We should, and then they'd probably stop killing tens of thousands of people every year (cf http://www.fdareview.org/05_harm.php and studies cited within)
I haven't looked into it enough to have an opinion one way or another. I suspect that the article is cherry-picking, but perhaps the FDA is so critically fucked up that randos off the street could do a better job. But this isn't about the FDA. You're claiming that knowing a lot about economic regulation makes you a superior domain expert in any field which can be regulated. That economists are better qualified than doctors to regulate dangerous medicines, better qualified than ecologists and meteorologists to predict human-caused climate trends, better qualified than automotive engineers to determine what makes vehicles safe. That's very silly.
"You're claiming that knowing a lot about economic regulation makes you a superior domain expert in any field which can be regulated."
Not quite. I'm claiming that knowing a lot about regulation makes you more qualified to study the effects of various regulations, after listening to input from domain experts in the field.
An automotive engineer can tell you that requiring component X in all vehicles would make accidents Y% less fatal - an economist can tell you whether that actually translates to lives saved (maybe it increases the risk of accidents due to behavioral changes? This was a theory around seatbelts for some time although I can't speak to the current consensus in the field).
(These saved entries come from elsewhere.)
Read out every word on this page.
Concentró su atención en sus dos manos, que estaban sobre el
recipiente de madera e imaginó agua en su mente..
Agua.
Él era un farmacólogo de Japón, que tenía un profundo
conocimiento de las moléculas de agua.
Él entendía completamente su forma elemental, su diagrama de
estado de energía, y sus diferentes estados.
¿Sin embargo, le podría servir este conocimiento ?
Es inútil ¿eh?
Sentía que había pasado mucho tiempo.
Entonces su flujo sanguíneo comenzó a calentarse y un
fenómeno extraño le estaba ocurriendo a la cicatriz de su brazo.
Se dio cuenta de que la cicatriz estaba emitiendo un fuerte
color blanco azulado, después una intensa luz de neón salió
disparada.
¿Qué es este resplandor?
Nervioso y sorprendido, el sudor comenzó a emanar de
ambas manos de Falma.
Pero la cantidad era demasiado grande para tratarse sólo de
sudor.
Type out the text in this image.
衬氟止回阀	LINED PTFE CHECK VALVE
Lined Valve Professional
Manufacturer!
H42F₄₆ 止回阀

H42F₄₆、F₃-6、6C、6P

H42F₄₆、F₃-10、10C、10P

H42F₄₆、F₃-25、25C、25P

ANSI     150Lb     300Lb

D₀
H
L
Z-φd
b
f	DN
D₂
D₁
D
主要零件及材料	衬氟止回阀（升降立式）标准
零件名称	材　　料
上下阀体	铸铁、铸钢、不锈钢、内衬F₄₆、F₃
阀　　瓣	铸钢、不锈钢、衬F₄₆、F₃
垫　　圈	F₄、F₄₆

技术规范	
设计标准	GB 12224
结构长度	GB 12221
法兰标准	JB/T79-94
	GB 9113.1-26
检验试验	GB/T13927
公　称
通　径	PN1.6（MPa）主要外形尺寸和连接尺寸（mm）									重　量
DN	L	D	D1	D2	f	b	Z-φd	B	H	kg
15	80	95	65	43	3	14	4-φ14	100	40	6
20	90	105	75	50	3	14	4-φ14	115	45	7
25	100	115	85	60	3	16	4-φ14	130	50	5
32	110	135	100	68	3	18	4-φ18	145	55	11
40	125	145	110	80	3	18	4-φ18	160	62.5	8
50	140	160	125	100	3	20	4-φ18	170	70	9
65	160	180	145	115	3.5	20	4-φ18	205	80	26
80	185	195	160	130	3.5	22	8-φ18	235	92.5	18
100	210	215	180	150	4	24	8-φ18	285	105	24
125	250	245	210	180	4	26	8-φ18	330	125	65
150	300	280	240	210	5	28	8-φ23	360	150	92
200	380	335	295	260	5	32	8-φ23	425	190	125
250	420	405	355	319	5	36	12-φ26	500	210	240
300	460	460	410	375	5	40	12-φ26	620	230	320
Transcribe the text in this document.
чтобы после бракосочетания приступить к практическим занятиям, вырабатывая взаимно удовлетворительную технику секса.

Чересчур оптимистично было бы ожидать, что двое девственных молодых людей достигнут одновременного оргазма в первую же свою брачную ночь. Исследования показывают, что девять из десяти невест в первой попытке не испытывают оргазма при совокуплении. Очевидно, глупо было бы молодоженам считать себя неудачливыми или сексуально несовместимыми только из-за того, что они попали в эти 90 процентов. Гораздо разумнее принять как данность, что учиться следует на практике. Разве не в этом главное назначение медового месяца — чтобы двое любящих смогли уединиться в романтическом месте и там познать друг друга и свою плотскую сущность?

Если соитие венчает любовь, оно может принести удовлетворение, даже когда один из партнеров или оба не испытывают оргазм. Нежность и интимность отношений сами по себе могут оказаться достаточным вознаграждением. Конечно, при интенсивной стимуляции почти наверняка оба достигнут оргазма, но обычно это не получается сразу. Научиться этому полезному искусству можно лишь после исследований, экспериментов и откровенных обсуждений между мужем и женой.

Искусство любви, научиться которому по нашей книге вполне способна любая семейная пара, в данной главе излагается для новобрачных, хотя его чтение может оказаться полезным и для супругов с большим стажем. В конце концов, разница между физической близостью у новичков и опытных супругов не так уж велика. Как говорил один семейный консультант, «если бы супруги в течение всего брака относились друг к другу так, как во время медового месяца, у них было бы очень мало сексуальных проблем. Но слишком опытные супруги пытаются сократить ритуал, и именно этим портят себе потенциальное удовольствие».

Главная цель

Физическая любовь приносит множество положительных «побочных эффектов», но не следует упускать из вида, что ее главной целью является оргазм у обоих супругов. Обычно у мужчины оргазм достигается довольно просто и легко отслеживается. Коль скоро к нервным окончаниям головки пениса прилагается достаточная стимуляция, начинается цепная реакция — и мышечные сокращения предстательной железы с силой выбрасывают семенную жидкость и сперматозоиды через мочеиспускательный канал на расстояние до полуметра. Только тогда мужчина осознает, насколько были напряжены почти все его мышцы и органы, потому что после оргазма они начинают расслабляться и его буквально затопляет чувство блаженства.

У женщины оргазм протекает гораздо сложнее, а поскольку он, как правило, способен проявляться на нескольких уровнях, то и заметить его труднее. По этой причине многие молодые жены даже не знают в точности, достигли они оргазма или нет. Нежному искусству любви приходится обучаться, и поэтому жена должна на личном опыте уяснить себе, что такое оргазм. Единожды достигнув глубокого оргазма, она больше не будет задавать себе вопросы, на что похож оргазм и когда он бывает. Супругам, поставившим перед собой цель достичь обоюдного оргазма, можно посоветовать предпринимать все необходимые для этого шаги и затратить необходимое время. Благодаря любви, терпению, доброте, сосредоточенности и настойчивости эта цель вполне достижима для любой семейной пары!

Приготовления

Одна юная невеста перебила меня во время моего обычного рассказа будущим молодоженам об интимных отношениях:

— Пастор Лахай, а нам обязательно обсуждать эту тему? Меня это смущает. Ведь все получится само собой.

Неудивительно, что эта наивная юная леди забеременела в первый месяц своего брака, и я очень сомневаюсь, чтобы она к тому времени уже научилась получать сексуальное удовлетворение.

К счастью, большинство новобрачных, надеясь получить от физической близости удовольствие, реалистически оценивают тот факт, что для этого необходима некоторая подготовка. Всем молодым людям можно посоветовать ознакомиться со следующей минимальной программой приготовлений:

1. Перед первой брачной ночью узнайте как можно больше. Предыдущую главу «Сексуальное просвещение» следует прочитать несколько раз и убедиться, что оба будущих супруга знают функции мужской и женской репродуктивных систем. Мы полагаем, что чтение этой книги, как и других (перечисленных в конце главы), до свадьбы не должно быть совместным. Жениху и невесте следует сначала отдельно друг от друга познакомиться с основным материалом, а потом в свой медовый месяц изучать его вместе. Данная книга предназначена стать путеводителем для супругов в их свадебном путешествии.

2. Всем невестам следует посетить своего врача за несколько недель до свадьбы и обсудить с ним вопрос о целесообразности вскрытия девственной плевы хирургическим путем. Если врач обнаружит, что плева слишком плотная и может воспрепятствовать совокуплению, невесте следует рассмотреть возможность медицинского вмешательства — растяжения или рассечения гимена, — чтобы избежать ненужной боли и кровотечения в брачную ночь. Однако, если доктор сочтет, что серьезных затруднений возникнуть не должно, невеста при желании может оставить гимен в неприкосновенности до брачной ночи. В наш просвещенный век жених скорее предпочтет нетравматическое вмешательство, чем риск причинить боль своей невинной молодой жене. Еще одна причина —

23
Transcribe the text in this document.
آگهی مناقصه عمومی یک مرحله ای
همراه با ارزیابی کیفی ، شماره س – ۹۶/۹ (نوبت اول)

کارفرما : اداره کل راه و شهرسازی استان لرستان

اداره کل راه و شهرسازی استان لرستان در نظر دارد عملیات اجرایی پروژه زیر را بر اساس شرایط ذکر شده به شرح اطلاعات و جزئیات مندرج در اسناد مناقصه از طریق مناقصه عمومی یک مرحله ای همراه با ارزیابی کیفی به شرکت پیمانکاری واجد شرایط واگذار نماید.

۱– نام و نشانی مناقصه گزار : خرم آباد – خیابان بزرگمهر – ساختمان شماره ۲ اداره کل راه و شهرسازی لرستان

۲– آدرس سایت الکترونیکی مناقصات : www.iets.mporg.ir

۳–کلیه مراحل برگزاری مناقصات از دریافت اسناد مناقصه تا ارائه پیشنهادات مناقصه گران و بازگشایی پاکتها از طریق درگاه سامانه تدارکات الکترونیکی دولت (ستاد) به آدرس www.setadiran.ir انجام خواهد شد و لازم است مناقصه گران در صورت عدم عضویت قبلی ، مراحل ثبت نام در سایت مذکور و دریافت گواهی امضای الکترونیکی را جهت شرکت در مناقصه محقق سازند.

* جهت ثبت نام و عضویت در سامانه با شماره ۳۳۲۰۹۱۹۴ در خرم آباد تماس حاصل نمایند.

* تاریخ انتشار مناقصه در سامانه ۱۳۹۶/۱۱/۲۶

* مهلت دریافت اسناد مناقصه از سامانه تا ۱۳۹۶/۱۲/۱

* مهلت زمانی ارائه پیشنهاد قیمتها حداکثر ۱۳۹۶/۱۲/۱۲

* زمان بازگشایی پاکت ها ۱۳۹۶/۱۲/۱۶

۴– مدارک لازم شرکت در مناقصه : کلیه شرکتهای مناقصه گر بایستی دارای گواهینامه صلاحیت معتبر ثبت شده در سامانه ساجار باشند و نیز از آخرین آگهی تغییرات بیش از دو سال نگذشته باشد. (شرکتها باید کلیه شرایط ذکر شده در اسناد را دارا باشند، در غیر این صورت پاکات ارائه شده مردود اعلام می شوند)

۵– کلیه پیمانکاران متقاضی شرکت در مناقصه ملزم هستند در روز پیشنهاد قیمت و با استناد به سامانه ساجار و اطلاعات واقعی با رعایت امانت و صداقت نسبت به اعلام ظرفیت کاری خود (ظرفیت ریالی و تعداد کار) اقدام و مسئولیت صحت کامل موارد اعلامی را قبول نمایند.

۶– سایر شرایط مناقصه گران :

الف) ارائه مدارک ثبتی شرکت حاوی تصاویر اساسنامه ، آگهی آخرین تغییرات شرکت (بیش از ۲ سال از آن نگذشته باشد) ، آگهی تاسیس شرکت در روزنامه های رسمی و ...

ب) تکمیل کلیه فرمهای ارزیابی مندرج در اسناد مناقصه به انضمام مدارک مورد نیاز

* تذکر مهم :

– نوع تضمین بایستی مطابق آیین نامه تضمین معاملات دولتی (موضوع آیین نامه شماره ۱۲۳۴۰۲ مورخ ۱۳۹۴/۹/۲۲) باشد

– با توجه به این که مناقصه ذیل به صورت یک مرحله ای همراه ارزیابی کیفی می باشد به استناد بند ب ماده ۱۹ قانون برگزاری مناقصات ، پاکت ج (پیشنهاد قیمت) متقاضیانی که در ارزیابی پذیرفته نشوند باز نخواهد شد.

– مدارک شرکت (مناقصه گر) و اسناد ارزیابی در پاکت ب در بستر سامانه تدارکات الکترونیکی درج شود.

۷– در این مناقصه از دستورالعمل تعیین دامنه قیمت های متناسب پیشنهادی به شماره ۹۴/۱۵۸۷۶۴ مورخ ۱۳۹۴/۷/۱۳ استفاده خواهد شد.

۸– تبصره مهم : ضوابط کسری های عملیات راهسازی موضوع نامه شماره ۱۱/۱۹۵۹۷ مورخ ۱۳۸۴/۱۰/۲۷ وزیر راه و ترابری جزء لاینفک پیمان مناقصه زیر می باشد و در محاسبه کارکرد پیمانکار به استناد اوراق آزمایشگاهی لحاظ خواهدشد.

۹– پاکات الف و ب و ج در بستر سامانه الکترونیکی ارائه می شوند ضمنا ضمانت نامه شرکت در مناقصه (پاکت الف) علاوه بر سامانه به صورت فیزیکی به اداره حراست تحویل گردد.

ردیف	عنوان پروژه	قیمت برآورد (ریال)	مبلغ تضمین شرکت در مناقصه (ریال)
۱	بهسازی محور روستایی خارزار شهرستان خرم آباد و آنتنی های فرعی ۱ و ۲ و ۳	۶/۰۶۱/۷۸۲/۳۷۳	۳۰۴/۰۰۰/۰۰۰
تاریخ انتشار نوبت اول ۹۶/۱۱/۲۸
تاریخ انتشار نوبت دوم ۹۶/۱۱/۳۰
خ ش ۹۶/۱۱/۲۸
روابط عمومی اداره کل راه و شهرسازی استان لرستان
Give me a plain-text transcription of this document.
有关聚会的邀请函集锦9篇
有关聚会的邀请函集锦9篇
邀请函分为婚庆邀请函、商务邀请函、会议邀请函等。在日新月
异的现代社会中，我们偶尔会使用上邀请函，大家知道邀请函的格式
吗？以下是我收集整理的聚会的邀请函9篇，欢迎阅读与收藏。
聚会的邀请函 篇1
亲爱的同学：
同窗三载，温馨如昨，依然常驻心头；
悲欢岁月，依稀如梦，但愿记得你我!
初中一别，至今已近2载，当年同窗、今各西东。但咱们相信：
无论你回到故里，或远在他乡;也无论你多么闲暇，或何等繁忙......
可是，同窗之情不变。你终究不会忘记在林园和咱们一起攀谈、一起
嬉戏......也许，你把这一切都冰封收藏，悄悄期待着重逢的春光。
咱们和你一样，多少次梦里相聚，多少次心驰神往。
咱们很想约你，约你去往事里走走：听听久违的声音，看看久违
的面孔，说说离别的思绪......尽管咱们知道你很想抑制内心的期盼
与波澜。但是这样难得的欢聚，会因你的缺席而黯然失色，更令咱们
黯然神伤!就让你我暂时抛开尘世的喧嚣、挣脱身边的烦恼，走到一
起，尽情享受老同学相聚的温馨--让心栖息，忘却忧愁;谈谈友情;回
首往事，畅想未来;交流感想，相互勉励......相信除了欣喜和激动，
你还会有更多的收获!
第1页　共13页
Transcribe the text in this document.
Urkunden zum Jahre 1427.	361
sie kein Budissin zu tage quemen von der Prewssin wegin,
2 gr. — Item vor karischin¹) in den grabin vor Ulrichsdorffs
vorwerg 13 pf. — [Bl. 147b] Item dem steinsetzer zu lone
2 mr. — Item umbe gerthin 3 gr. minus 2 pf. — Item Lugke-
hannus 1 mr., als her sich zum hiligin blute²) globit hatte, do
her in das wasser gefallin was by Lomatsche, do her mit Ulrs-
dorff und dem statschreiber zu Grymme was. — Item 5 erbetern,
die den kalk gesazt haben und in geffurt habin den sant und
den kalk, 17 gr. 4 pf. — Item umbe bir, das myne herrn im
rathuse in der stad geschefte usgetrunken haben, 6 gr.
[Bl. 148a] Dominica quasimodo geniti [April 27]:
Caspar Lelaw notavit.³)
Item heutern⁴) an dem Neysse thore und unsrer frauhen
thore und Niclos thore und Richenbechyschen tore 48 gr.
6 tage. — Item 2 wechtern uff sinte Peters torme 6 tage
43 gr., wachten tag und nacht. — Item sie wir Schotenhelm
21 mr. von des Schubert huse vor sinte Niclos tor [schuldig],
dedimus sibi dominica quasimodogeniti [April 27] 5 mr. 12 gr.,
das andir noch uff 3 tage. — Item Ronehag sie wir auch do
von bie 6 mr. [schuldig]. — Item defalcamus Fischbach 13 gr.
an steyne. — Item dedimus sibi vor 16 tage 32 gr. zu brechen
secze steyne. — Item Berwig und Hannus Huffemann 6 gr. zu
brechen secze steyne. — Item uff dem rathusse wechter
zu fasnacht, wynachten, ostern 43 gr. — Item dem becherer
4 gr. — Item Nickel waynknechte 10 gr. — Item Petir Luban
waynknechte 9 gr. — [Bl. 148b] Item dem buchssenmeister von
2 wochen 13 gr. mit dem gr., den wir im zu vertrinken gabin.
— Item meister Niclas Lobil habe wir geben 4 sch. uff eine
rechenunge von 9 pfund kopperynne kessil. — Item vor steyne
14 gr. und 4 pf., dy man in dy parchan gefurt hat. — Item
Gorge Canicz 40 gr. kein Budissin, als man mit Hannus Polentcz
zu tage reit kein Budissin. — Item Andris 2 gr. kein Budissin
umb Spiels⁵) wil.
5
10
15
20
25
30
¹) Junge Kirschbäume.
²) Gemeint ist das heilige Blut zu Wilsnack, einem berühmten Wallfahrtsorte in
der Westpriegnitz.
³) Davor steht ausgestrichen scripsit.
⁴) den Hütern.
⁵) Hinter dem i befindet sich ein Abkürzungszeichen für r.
Sure, an economist who isn't allowed to speak to the relevant domain experts wouldn't do well. But likewise, a domain expert who doesn't know economics wouldn't do well either. Understanding side effects of regulation, incentives, etc are critically important for crafting regulation/public policy that actually help.
Wait, what? Knowing a lot about regulation in general doesn't mean you know shit about any given subject of regulation in particular.
By your logic we should fire the doctors and scientists at the FDA and replace them with economists.